If you only have a hammer, every problem is a nail. With marketing automation, you have the opposite issue – you have one of the largest and most powerful tool-sets available, and that can sometimes make it a challenge to troubleshoot problems. Here’s how to nail it when it comes to making marketing automation work for you.
Lack of a Larger Strategy
What do you want marketing automation to do for your organization? It’s a fundamental question many companies don’t ask before investing in a system, and the lack of an answer can lead them to choose a platform that isn’t as good a fit as it could be. Ideally, you want a solid plan for the system in place before the software’s installed. A marketing automation consultant can help refine and perfect your strategy so you’re prepared to use your new tools as effectively as possible.
Going It Alone
Marketing automation software works best when you have expert guidance, especially when you’re getting the system up and running.

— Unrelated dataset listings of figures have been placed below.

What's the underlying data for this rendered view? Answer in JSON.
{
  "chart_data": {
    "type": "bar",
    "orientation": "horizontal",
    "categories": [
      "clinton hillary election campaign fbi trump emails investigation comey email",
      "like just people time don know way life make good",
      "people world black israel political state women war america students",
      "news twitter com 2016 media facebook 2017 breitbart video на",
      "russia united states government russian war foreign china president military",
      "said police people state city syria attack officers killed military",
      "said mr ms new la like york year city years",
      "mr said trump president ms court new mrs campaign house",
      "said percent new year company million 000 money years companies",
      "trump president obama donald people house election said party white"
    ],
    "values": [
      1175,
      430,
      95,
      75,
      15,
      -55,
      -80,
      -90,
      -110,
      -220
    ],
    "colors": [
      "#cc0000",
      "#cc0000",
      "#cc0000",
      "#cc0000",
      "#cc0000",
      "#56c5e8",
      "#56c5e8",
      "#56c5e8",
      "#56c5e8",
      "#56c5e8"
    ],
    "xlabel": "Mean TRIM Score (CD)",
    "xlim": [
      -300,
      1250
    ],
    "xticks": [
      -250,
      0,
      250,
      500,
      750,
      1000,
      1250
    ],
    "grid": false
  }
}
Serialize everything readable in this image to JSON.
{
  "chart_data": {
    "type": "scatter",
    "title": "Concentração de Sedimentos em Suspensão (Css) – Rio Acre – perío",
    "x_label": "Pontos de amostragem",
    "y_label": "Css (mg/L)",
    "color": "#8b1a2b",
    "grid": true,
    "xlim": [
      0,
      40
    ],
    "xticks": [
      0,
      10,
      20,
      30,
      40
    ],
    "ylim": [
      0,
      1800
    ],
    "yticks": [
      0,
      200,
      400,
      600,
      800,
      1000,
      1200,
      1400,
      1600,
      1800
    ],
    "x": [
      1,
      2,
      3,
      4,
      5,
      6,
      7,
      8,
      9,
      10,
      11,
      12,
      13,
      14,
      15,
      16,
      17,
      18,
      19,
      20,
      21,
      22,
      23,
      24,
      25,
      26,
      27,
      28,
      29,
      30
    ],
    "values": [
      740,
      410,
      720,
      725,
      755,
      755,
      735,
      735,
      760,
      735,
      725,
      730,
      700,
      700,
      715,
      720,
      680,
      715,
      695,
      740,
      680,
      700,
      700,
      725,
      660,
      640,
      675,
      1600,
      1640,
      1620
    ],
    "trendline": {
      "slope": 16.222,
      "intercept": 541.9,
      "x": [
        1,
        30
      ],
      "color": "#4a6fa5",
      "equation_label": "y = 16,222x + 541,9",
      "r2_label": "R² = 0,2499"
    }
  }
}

Work with an experienced automation consultant who’s able to show you around the system, put it through its paces, and train your personnel to use it. As you get more familiar with your platform, you can decide whether you’re ready to fly solo with assistance from your marketing automation professional or prefer to leave the details up to your management team.
Jumping in Too Soon
While marketing automation technology has become far more user-friendly, installation isn’t quite the same as implementation. When you get your new system, it’s natural to want to jump right into designing complex omni-channel campaigns, but starting too soon could limit you in the long run. Fortunately, this issue has an easy fix: patience and training.

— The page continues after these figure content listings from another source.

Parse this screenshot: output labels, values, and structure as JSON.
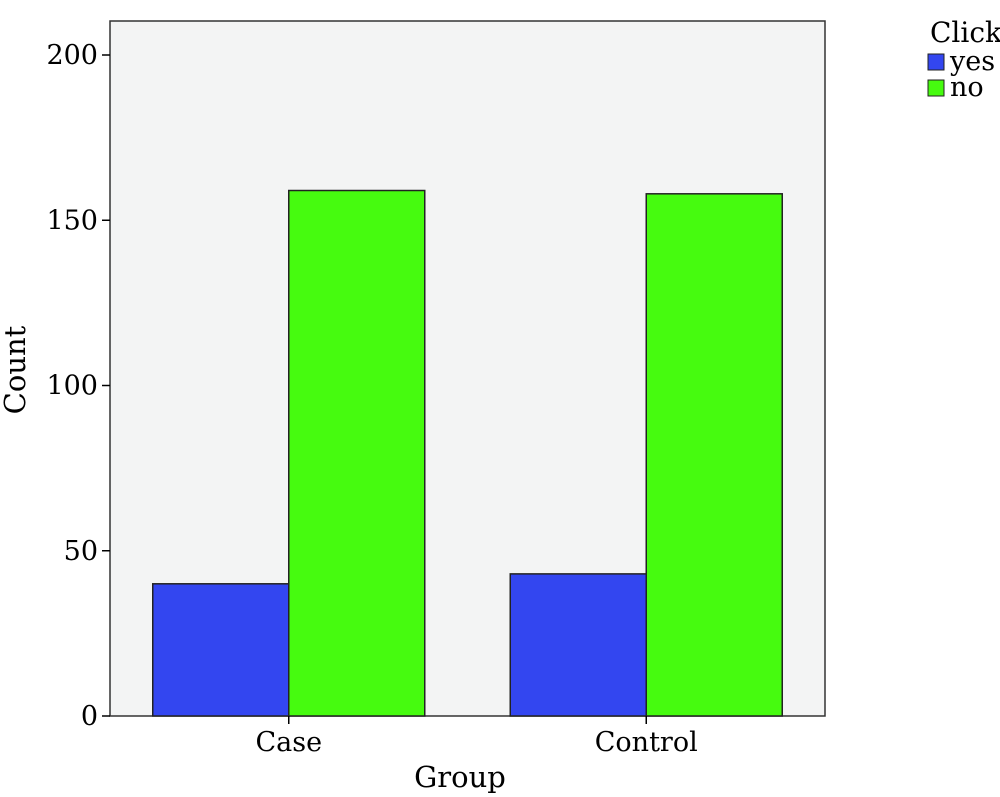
{
  "chart_data": {
    "type": "bar",
    "xlabel": "Group",
    "ylabel": "Count",
    "categories": [
      "Case",
      "Control"
    ],
    "series": [
      {
        "name": "yes",
        "values": [
          40,
          43
        ],
        "color": "#3346f0"
      },
      {
        "name": "no",
        "values": [
          159,
          158
        ],
        "color": "#46fb0f"
      }
    ],
    "ylim": [
      0,
      200
    ],
    "yticks": [
      0,
      50,
      100,
      150,
      200
    ],
    "legend": {
      "title": "Click",
      "position": "top-right"
    },
    "grid": false,
    "plot_background": "#f3f4f4"
  }
}
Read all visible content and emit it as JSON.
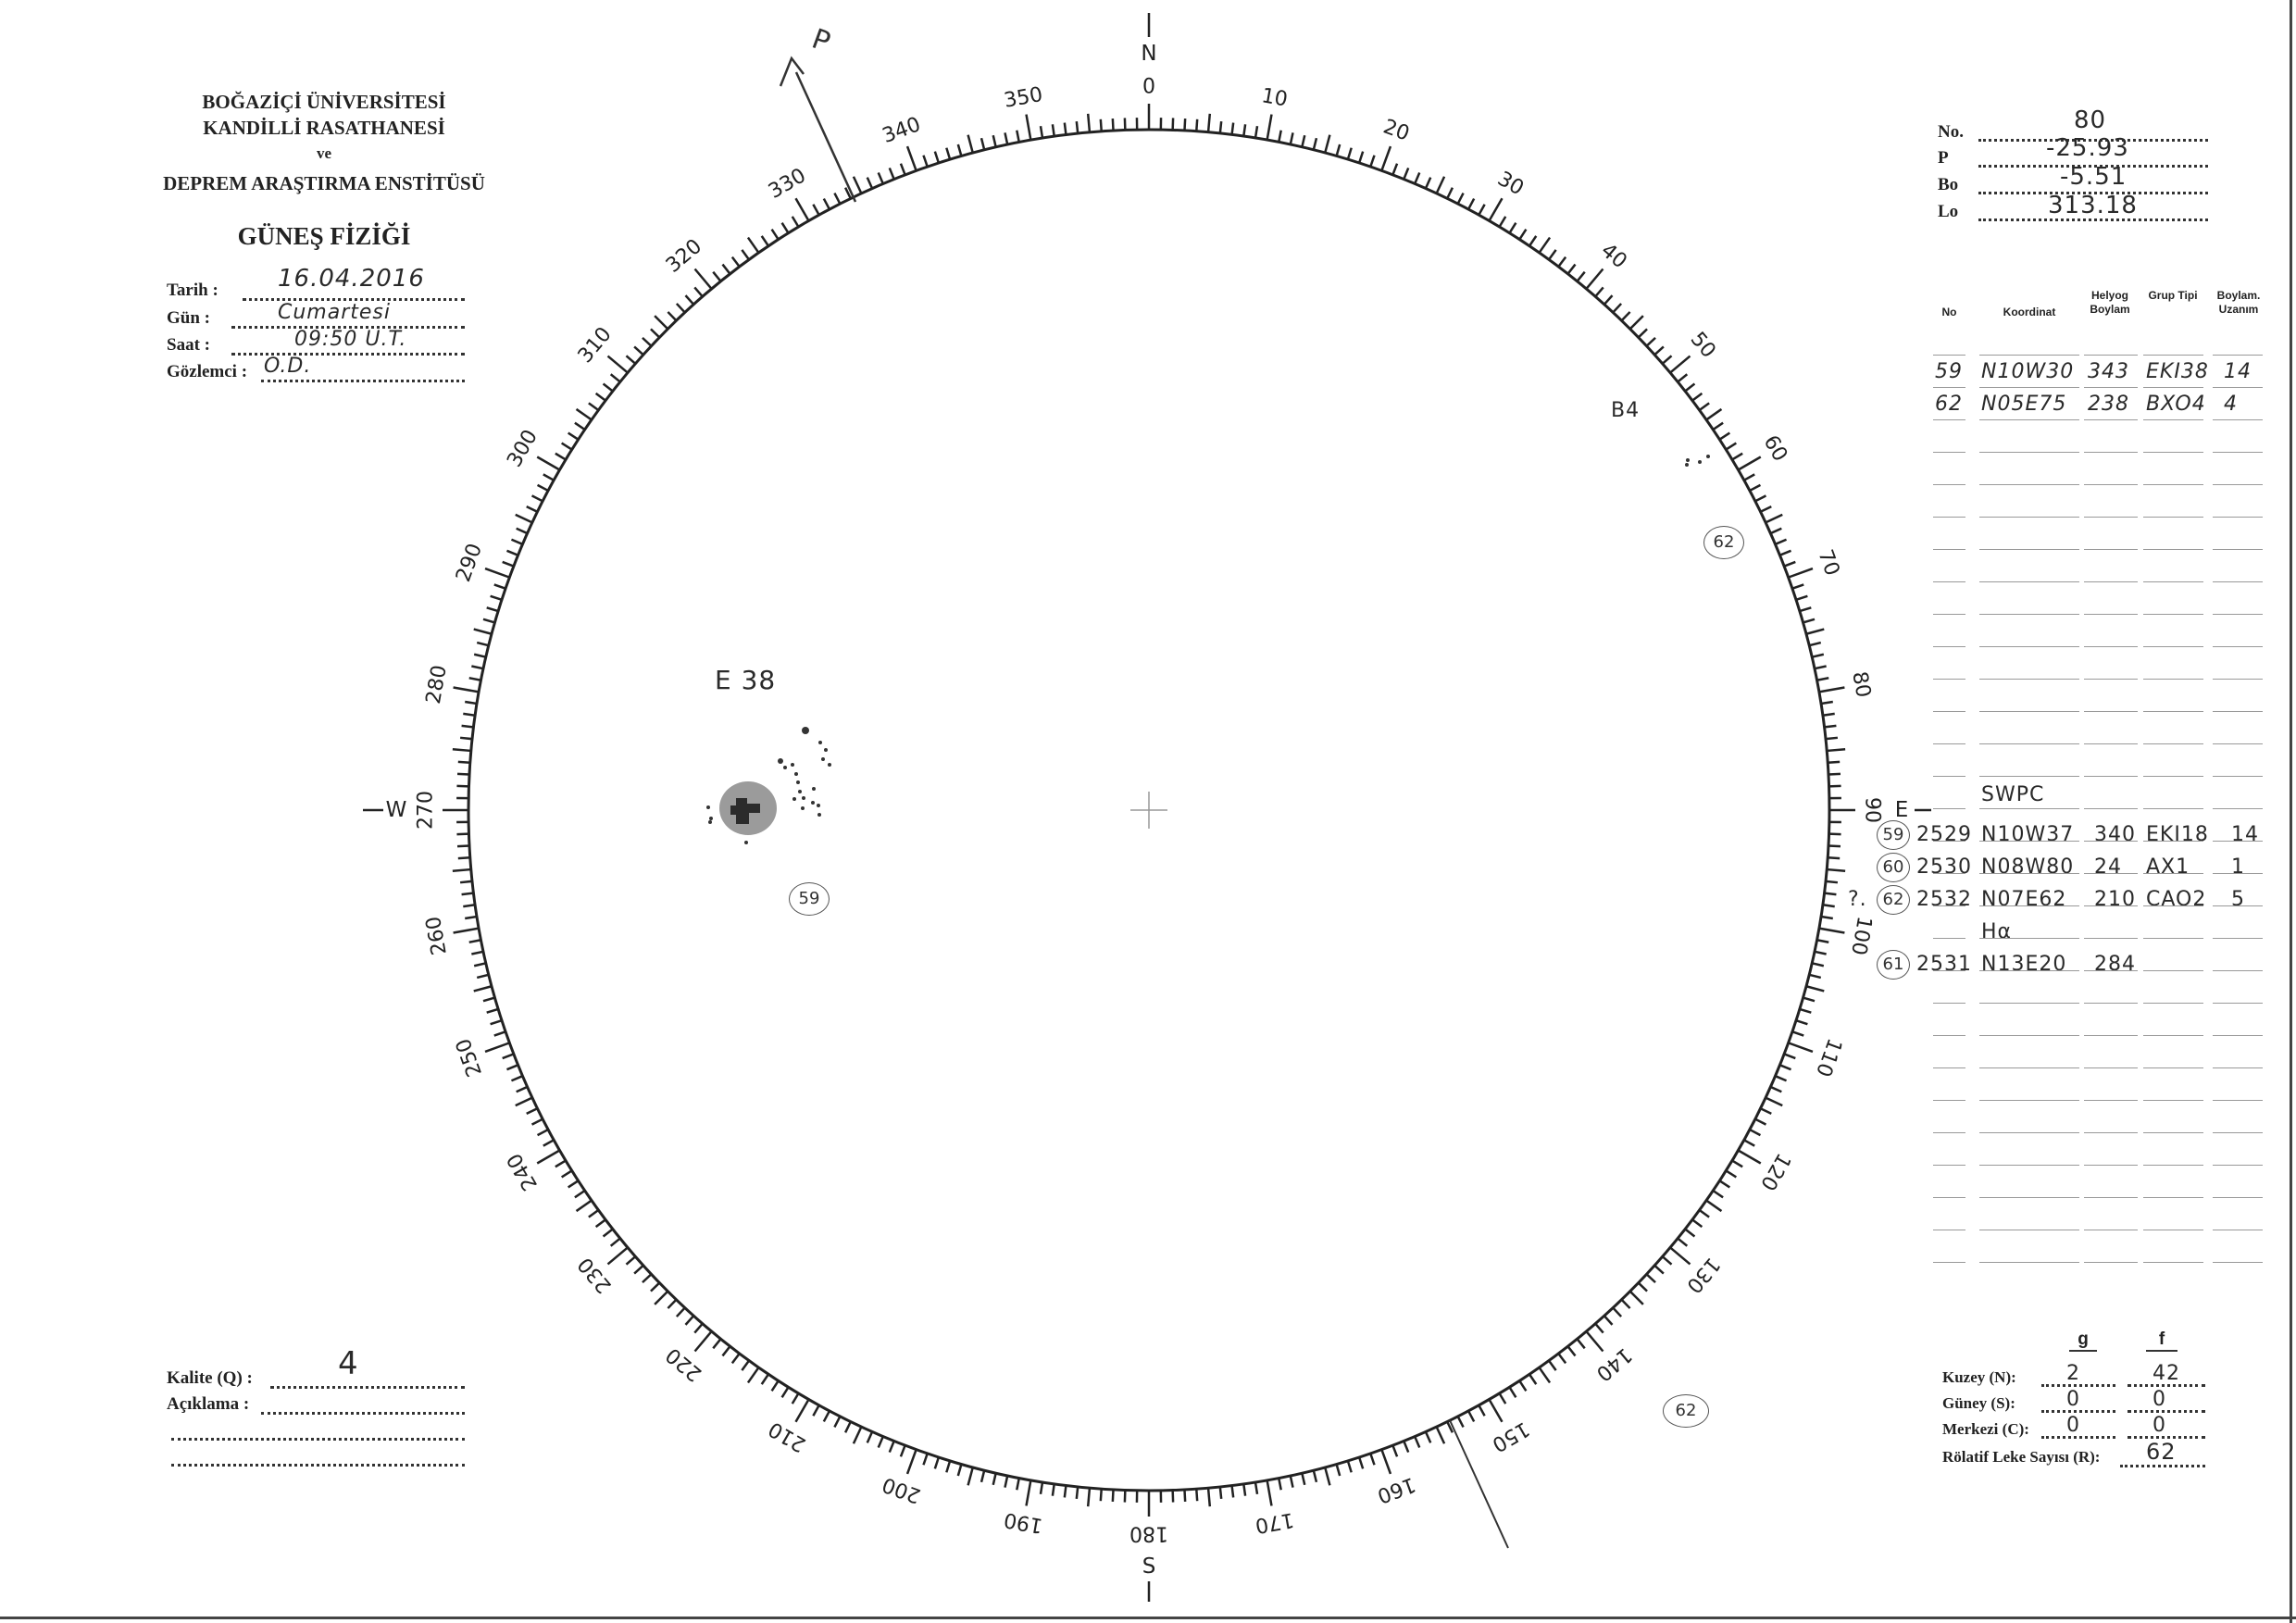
{
  "header": {
    "institution": [
      "BOĞAZİÇİ ÜNİVERSİTESİ",
      "KANDİLLİ RASATHANESİ",
      "ve",
      "DEPREM ARAŞTIRMA ENSTİTÜSÜ"
    ],
    "department": "GÜNEŞ FİZİĞİ"
  },
  "observation": {
    "fields": [
      {
        "label": "Tarih :",
        "value": "16.04.2016"
      },
      {
        "label": "Gün :",
        "value": "Cumartesi"
      },
      {
        "label": "Saat :",
        "value": "09:50 U.T."
      },
      {
        "label": "Gözlemci :",
        "value": "O.D."
      }
    ]
  },
  "ephemeris": {
    "fields": [
      {
        "label": "No.",
        "value": "80"
      },
      {
        "label": "P",
        "value": "-25.93"
      },
      {
        "label": "Bo",
        "value": "-5.51"
      },
      {
        "label": "Lo",
        "value": "313.18"
      }
    ]
  },
  "groups_table": {
    "headers": [
      "No",
      "Koordinat",
      "Helyog Boylam",
      "Grup Tipi",
      "Boylam. Uzanım"
    ],
    "rows": [
      [
        "59",
        "N10W30",
        "343",
        "EKI38",
        "14"
      ],
      [
        "62",
        "N05E75",
        "238",
        "BXO4",
        "4"
      ]
    ],
    "swpc_title": "SWPC",
    "swpc_rows": [
      {
        "ref": "59",
        "noaa": "2529",
        "coord": "N10W37",
        "long": "340",
        "type": "EKI18",
        "ext": "14",
        "note": ""
      },
      {
        "ref": "60",
        "noaa": "2530",
        "coord": "N08W80",
        "long": "24",
        "type": "AX1",
        "ext": "1",
        "note": ""
      },
      {
        "ref": "62",
        "noaa": "2532",
        "coord": "N07E62",
        "long": "210",
        "type": "CAO2",
        "ext": "5",
        "note": "?."
      },
      {
        "ref": "",
        "noaa": "",
        "coord": "Hα",
        "long": "",
        "type": "",
        "ext": "",
        "note": ""
      },
      {
        "ref": "61",
        "noaa": "2531",
        "coord": "N13E20",
        "long": "284",
        "type": "",
        "ext": "",
        "note": ""
      }
    ]
  },
  "counts": {
    "col_g": "g",
    "col_f": "f",
    "rows": [
      {
        "label": "Kuzey (N):",
        "g": "2",
        "f": "42"
      },
      {
        "label": "Güney (S):",
        "g": "0",
        "f": "0"
      },
      {
        "label": "Merkezi (C):",
        "g": "0",
        "f": "0"
      }
    ],
    "relative_label": "Rölatif Leke Sayısı (R):",
    "relative_value": "62"
  },
  "quality": {
    "label": "Kalite (Q) :",
    "value": "4",
    "remark_label": "Açıklama :"
  },
  "dial": {
    "labels": [
      "0",
      "10",
      "20",
      "30",
      "40",
      "50",
      "60",
      "70",
      "80",
      "90",
      "100",
      "110",
      "120",
      "130",
      "140",
      "150",
      "160",
      "170",
      "180",
      "190",
      "200",
      "210",
      "220",
      "230",
      "240",
      "250",
      "260",
      "270",
      "280",
      "290",
      "300",
      "310",
      "320",
      "330",
      "340",
      "350"
    ],
    "north": "N",
    "east": "E",
    "south": "S",
    "west": "W",
    "p_axis_label": "P"
  },
  "annotations": {
    "group59_label": "59",
    "group59_type": "E 38",
    "group62_label": "62",
    "group62_type": "B4",
    "group62_bottom_label": "62"
  }
}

Insufficient Data for Lead Scoring
The technology excels at lead scoring, but scores don’t take place in a vacuum. Until you have sufficient incoming data to define how leads should be ranked, you might not obtain accurate results from your lead scoring program. Sometimes, the problem is a lack of all information; other times, the data’s there in your CRM and siloed marketing software but isn’t readily accessible to the new platform. Data migration processes that normalize data so it can be integrated without loss will help ensure accuracy. Combined with incoming data that allows you to refine your scoring over time, your existing data provides a firm foundation for your automation software.
Your marketing automation suffers from skipping tests as surely as a student who misses the final exam. Your system can’t learn what works if you and your marketing automation consultant don’t explore options with A/B tests. Testing is one of marketing automation technology’s greatest strengths, so make use of it. Discover what email subject lines, landing page graphics, and calls to action motivate your audience – and then keep testing because nothing is written in stone when it comes to audience behavior.
Misjudging Email Frequency
Because it’s so easy to send personalized email messages to any number of leads, some companies that are new to marketing automation overdo it, turning up the frequency of their mailings dramatically. Other companies go the opposite route and send too few because they aren’t making the most of autoresponse and triggered email. Let your leads tell you what they want to hear from you and how often with preference pages that enable them to fine-tune their contact frequency.
Not Customizing Analytics
Your marketing automation platform’s analytical dashboards are remarkably flexible. Whatever you want to see, you’ll find – but only if you set up your analytics to tell you about it. Setting up the system’s data management features and display options allows you to decide what you need to know while sending other information to the background, where it remains accessible but doesn’t clutter your field of view.
Marketing automation is a major step up from conventional marketing tools. Make the most of it with guidance from experts, proper training, and a little preparation.